— Но некоторые так и остаются потерянными и заблудшими, — сказала она.
— Несомненно. Есть такие овцы, которые упорно продолжают убегать от своего Пастыря. Но Он всё равно снова и снова отправляется их искать.
— Но Он же не будет искать их до скончания веков?
— Будет.
— Я в это не верю!
— Значит, вы не верите, что Бог вечен и беспределен.
— Верю.
— Неужели? Разве Бог не благ и не милостив?
— Рада видеть, что вам это известно.
— Но если Его благость и милость не беспредельны, значит, и Он Сам перестаёт быть беспредельным.
— У Него есть и другие беспредельные качества.
— Но разве Он не остаётся беспредельным во всех Своих проявлениях? А иначе получается, что в чём — то Он бесконечен и безграничен, а в чём — то нет. Получается, что Он всесилен и всевластен, но в любви и прощении, во всём самом божественном и христоподобном, самом драгоценном и прекрасном Он так и остаётся убогим, ограниченным, строго размеренным и связанным всевозможными условностями!

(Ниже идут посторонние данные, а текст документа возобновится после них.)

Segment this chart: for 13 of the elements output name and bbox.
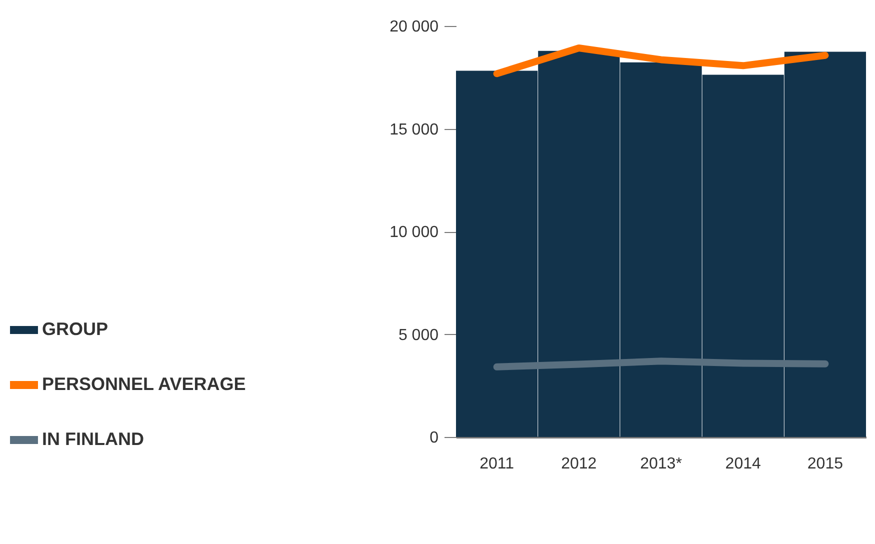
- x-tick-label: 2012: [561, 456, 597, 472]
- x-tick-label: 2011: [480, 456, 514, 472]
- y-tick-label: 20 000: [390, 18, 439, 36]
- y-tick-label: 15 000: [390, 121, 439, 138]
- legend-label: GROUP: [42, 319, 108, 339]
- y-tick-label: 5 000: [398, 326, 439, 344]
- x-tick-label: 2015: [807, 456, 844, 472]
- x-tick-label: 2013*: [640, 456, 682, 472]
- legend-label: IN FINLAND: [42, 429, 144, 449]
- x-tick-label: 2014: [725, 456, 761, 472]
- legend-label: PERSONNEL AVERAGE: [42, 374, 246, 394]
- y-tick-label: 0: [430, 430, 439, 446]
- y-tick-label: 10 000: [390, 224, 439, 241]
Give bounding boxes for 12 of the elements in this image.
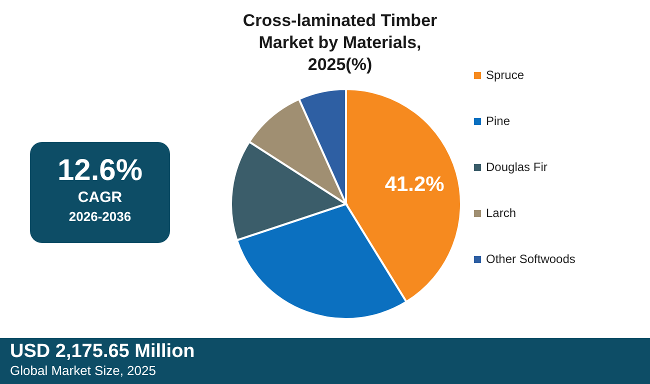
legend-label: Pine bbox=[486, 114, 510, 128]
data-label: 41.2% bbox=[384, 173, 445, 196]
legend-label: Spruce bbox=[486, 68, 524, 82]
text: Global Market Size, 2025 bbox=[10, 363, 156, 379]
text: 12.6% bbox=[56, 154, 144, 188]
text: USD 2,175.65 Million bbox=[10, 341, 195, 363]
legend-label: Douglas Fir bbox=[486, 160, 548, 174]
legend-label: Larch bbox=[486, 206, 516, 220]
text: 2026-2036 bbox=[68, 208, 132, 226]
chart-title: Cross-laminated Timber Market by Materials, 2025(%) bbox=[242, 10, 438, 76]
legend-label: Other Softwoods bbox=[486, 252, 576, 266]
text: CAGR bbox=[76, 188, 124, 208]
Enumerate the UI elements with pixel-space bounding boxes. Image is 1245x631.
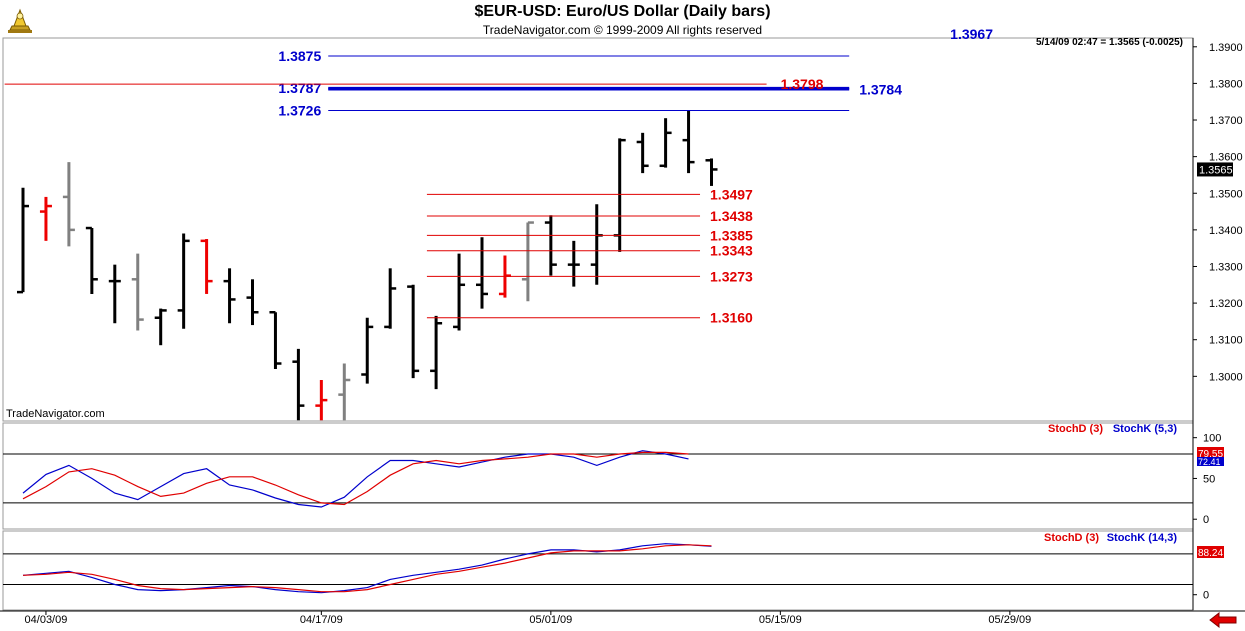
level-label: 1.3875 <box>278 48 321 64</box>
indicator-tick-label: 100 <box>1203 433 1221 445</box>
indicator-tick-label: 0 <box>1203 514 1209 526</box>
price-tick-label: 1.3700 <box>1209 115 1243 127</box>
stochk-value-label: 72.41 <box>1198 457 1221 467</box>
price-levels: 1.3875 1.3787 1.3784 1.3726 1.3798 1.3497 1.34… <box>4 26 993 326</box>
stochk-value-box <box>1197 457 1224 466</box>
price-bar <box>544 215 557 276</box>
price-tick-label: 1.3000 <box>1209 371 1243 383</box>
level-label: 1.3726 <box>278 102 321 118</box>
price-bar <box>62 162 75 247</box>
stoch-14-3-pane: StochK (14,3) StochD (3) 0 88.24 <box>3 532 1224 602</box>
price-bar <box>430 315 443 390</box>
price-bar <box>682 110 695 174</box>
price-bar <box>292 348 305 421</box>
legend-stochk: StochK (14,3) <box>1107 532 1178 544</box>
price-bar <box>17 187 29 294</box>
chart-header: $EUR-USD: Euro/US Dollar (Daily bars) Tr… <box>0 0 1245 38</box>
price-bar <box>223 268 236 324</box>
date-tick-label: 05/01/09 <box>529 614 572 626</box>
last-price-box <box>1197 162 1233 177</box>
price-bar <box>567 240 580 287</box>
pane-2 <box>2 422 1194 530</box>
price-bar <box>705 158 718 186</box>
price-tick-label: 1.3300 <box>1209 261 1243 273</box>
price-tick-label: 1.3900 <box>1209 42 1243 54</box>
stoch-series-line <box>22 451 689 506</box>
indicator-tick-label: 50 <box>1203 473 1215 485</box>
level-label: 1.3385 <box>710 227 753 243</box>
stoch-series-line <box>22 543 712 594</box>
stochd14-value-box <box>1197 546 1224 558</box>
level-label: 1.3497 <box>710 186 753 202</box>
price-bars: TradeNavigator.com <box>6 110 718 421</box>
date-tick-label: 05/29/09 <box>988 614 1031 626</box>
price-bar <box>246 279 259 326</box>
price-bar <box>39 196 52 241</box>
indicator-legend: StochK (5,3) StochD (3) <box>1048 423 1177 435</box>
legend-stochd: StochD (3) <box>1044 532 1099 544</box>
trade-navigator-logo-icon <box>8 8 32 33</box>
stoch-series-line <box>22 544 712 593</box>
chart-title: $EUR-USD: Euro/US Dollar (Daily bars) <box>474 3 771 20</box>
price-tick-label: 1.3100 <box>1209 335 1243 347</box>
status-readout: 5/14/09 02:47 = 1.3565 (-0.0025) <box>1035 37 1183 48</box>
level-label: 1.3273 <box>710 268 753 284</box>
date-axis: 04/03/09 04/17/09 05/01/09 05/15/09 05/29/09 <box>25 611 1031 626</box>
price-bar <box>315 379 328 421</box>
price-bar <box>659 118 672 168</box>
price-bar <box>154 308 167 346</box>
level-label: 1.3438 <box>710 208 753 224</box>
price-bar <box>407 284 420 379</box>
date-tick-label: 05/15/09 <box>759 614 802 626</box>
price-bar <box>361 317 374 384</box>
price-tick-label: 1.3800 <box>1209 78 1243 90</box>
level-label: 1.3798 <box>781 76 824 92</box>
copyright-text: TradeNavigator.com © 1999-2009 All right… <box>482 23 763 37</box>
price-axis: 1.3900 1.3800 1.3700 1.3600 1.3500 1.3400 1.33… <box>1193 42 1243 383</box>
date-tick-label: 04/17/09 <box>300 614 343 626</box>
price-bar <box>269 311 282 370</box>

— Это всё ваши человеческие измышления. Я придерживаюсь исключительно богодухновенного Слова и в своих суждениях исхожу только из него.
— Тогда позвольте мне услышать ваше мнение, — попросил Донал, мысленно вознося к небесам молитву, потому что Арктура стояла рядом со смущённым и озадаченным видом: ей нелегко было следовать за ними и самой понять, кто из двоих говорит правдивее.
Перед тем, как увидеть Донала, наши дамы как раз беседовали о так называемом учении усыновления. Поэтому когда ревностная защитница истины начала искать подходящее оружие против ереси и врага, именно оно первым пришло ей в голову.
— Я считаю, что самое драгоценное учение во всём Писании — это учение об усыновлении. Устами Своего апостола Павла Бог говорит, что некоторых из Своих детей Он усыновляет, а некоторых оставляет так. Это написано в Библии чёрным по белому, и если из — за этого вы подвергнете сомнению беспредельность Божьей милости, то будете виновны в богохульстве.
Спокойным, почти торжественным голосом Донал сказал:
— Милость Божья бесконечна, а ваша доктрина усыновления — одна из самых лживых и вредных, которые только можно придумать. Так называемая Церковь придумала её из — за того, что ей страшно недоставало того самого духа, которым мы взываем: «Авва, Отче!» К сожалению, неверные и невежественные учителя до сих пор нацепляют на Бога эту жуткую маску, пугая Божьих детей и заставляя их без оглядки бежать от объятий Отца.
— Терпеть не могу слезливой чувствительности! — отрезала мисс Кармайкл. — Особенно в религии.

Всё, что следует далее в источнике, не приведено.